Voilà treize ans que Kraton calme progressivement le jeu, passant du death metal des origines au doom. Mieux : après trois albums faits maison, voilà que le dernier bénéficie de l’expertise d’un studio. Entretien.

Il fallait bien se lancer : après de nombreuses années à enregistrer avec les moyens du bord, Kraton s’est dit qu’il était temps de passer à la vitesse supérieure. Et il a mis les moyens à la hauteur de ses envies. D’abord en se frottant au professionnalisme de Tom Gatti et Billy Kauffmann aux Unison Studios (Differdange). Ensuite en emballant le tout avec soin (pochette, photos, clip…).

Au bout, il y a Monolith, quatrième disque qui suit Ker (2011), World Eater (2013) et Unto Arcadia (2019). Avouons-le, il les domine tous d’une bonne tête avec un son écrasant, jamais lassant, toujours puissant, qui s’étire sur un tempo en mode ralenti. De quoi rendre heureux le guitariste et co-fondateur Jacques Zahlen qui, avec le reste du groupe – Patrick Kettenmeyer (basse), Mike Bertemes (voix), Ken Poiré (guitare), Véronique Conrardy (batterie) –, semble enfin avoir trouvé l’écrin et le style qui collent parfaitement à leurs nouvelles ambitions.

Kraton existe depuis treize ans. Pourtant, voici seulement son premier disque enregistré en studio. Pourquoi une si longue attente ?

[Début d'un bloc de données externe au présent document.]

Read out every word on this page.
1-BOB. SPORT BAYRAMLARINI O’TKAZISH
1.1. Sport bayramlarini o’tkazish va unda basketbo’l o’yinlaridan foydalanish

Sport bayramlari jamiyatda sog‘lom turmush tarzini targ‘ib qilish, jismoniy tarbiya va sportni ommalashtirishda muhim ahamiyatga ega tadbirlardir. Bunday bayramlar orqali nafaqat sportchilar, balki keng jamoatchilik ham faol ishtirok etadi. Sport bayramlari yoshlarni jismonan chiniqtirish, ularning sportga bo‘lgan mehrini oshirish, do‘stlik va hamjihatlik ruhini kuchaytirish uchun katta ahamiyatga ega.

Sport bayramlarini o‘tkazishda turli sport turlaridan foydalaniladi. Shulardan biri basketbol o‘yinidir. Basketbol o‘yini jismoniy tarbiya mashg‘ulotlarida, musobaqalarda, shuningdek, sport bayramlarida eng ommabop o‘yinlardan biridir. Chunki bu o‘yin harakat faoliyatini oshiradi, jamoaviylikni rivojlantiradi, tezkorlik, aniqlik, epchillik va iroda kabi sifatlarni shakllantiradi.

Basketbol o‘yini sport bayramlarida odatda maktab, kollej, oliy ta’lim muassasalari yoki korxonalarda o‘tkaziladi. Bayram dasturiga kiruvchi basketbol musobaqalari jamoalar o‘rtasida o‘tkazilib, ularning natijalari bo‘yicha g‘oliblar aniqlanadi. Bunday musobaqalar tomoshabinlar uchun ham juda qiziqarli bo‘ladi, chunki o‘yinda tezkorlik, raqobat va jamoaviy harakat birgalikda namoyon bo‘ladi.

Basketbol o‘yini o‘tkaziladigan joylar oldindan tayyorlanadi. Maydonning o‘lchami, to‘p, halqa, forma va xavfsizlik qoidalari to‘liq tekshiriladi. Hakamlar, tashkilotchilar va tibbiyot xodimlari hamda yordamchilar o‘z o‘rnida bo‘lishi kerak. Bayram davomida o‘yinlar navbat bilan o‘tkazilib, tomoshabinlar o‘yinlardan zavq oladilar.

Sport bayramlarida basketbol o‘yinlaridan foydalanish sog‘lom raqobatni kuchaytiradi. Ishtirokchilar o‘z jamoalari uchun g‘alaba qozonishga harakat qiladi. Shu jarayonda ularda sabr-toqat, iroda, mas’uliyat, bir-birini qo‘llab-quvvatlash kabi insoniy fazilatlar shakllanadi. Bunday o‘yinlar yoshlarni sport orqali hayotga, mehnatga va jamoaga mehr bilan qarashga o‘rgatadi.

Jacques Zahlen : Pour notre premier album, on avançait à tâtons, par sûrs de notre style. Quant au second, il a été enregistré en direct dans notre salle de répétition. Pour le troisième, on était un peu trop naïfs, pas trop confiants non plus. Étant un groupe plus à l’aise en live, penser au studio n’est pas un réflexe immédiat. Ce n’est pas dans notre ADN. Mais avec du recul, on regrette ce choix, bien que toutes ces hésitations fassent partie de notre histoire, et ce que Kraton est aujourd’hui.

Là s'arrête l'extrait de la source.